As precision medicine approaches evolve and become more inclusive the greatest impact that this research will realize is the advancement of knowledge of racial differences among prostate and other cancers. Several studies have determined that lncRNAs may play a role in differences in racial outcomes in cancer. There remain considerable and persistent racial disparities in prostate cancer outcomes. Reduced access to health care services contributes to racial disparities in PC outcomes, but even in equal access health care systems such as the Veterans Administration (VA) in the USA, AA Veterans have higher PSA levels and higher-grade tumors than compared to EA Veterans even when presenting with the same stage of disease. Unfortunately, medical mistrust issues and their associated indicators among AA patients has an adverse effect in recruiting sufficient sample numbers of ethnic minorities and their participation in clinical trials. Distrust in the health care system and fear associated with detection and treatment are responsible for late diagnosis in AA men. There is a paucity of samples from racial minorities in public genomic databases to detect moderately common genomic alterations in AA, which is contributing to the gap in PC disparities. We anticipate that as the lncRNA research field develop and matures greater emphasis will be placed on identifying lncRNAs that play key roles in the development and progression of cancer across all ethnic groups.

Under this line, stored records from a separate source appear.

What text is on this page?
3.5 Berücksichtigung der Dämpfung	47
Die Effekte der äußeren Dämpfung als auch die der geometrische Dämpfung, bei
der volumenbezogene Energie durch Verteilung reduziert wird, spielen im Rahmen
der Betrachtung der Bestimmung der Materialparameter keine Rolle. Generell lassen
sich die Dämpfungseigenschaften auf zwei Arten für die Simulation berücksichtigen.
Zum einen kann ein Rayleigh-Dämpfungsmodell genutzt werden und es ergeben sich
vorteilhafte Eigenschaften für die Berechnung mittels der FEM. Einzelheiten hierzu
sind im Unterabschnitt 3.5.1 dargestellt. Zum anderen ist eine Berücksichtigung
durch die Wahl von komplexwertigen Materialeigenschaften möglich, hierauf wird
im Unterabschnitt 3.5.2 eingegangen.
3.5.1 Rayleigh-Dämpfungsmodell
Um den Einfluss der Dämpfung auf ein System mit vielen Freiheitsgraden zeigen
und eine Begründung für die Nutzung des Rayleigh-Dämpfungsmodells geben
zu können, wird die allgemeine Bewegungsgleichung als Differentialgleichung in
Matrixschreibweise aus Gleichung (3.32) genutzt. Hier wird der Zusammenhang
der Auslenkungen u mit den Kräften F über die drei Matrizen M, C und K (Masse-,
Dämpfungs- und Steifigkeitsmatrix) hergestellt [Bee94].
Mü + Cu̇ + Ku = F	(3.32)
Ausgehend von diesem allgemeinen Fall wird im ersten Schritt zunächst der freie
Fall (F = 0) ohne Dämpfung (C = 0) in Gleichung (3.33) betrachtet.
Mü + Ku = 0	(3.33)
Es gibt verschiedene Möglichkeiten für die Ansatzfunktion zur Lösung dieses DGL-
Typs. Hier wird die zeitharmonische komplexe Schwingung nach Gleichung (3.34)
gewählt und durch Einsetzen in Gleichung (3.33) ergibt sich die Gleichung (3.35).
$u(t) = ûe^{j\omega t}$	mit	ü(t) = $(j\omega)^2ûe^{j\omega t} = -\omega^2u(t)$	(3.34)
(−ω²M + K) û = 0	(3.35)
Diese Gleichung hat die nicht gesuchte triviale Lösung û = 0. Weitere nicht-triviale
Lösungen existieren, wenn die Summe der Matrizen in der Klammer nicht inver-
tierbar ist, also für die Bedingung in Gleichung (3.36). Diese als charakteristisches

This field has already significantly progressed in a relatively short period of time, from the first lncRNA identified (h19) to the realization that lncRNAs do in fact process regulatory capabilities. With novel lncRNAs being identified daily and associated with cancer, pressure to experimentally validate these emerging candidates is increasing. In the future, we expect lncRNA computational tools will become an essential tool for both research and clinical laboratories and for a variety of diseases beyond cancer. We also expect significant growth in curated lncRNA databases with improved functional predictions of lncRNAs. We anticipate increased commercial activities based around lncRNA therapeutic, prognostic and diagnostics.

Article Highlights.

  • Racial differences continue to persist in prostate cancer

  • lncRNAs possess regulatory functions and can become diagnostic, prognostic, and therapeutic targets

  • The vast majority of lncRNAs are yet to be experimentally validated and their molecular function elucidated

  • lncRNA validation cannot rely solely on experimental validation

  • There is a clear need for computational software which can predict lncRNA molecular functions

Funding

This paper was funded by support from NIH/NIDA 1U01DA045300-01A1, U54MD010706-CHH and start-up funding from Queens University Belfast to G Hardiman.

Declaration of Interest

The authors have no relevant affiliations or financial involvement with any organization or entity with a financial interest in or financial conflict with the subject matter or materials discussed in the manuscript. This includes employment, consultancies, honoraria, stock ownership or options, expert testimony, grants or patents received or pending, or royalties.

Footnotes

Reviewer Disclosures

Peer reviewers on this manuscript have no relevant financial or other relationships to disclose.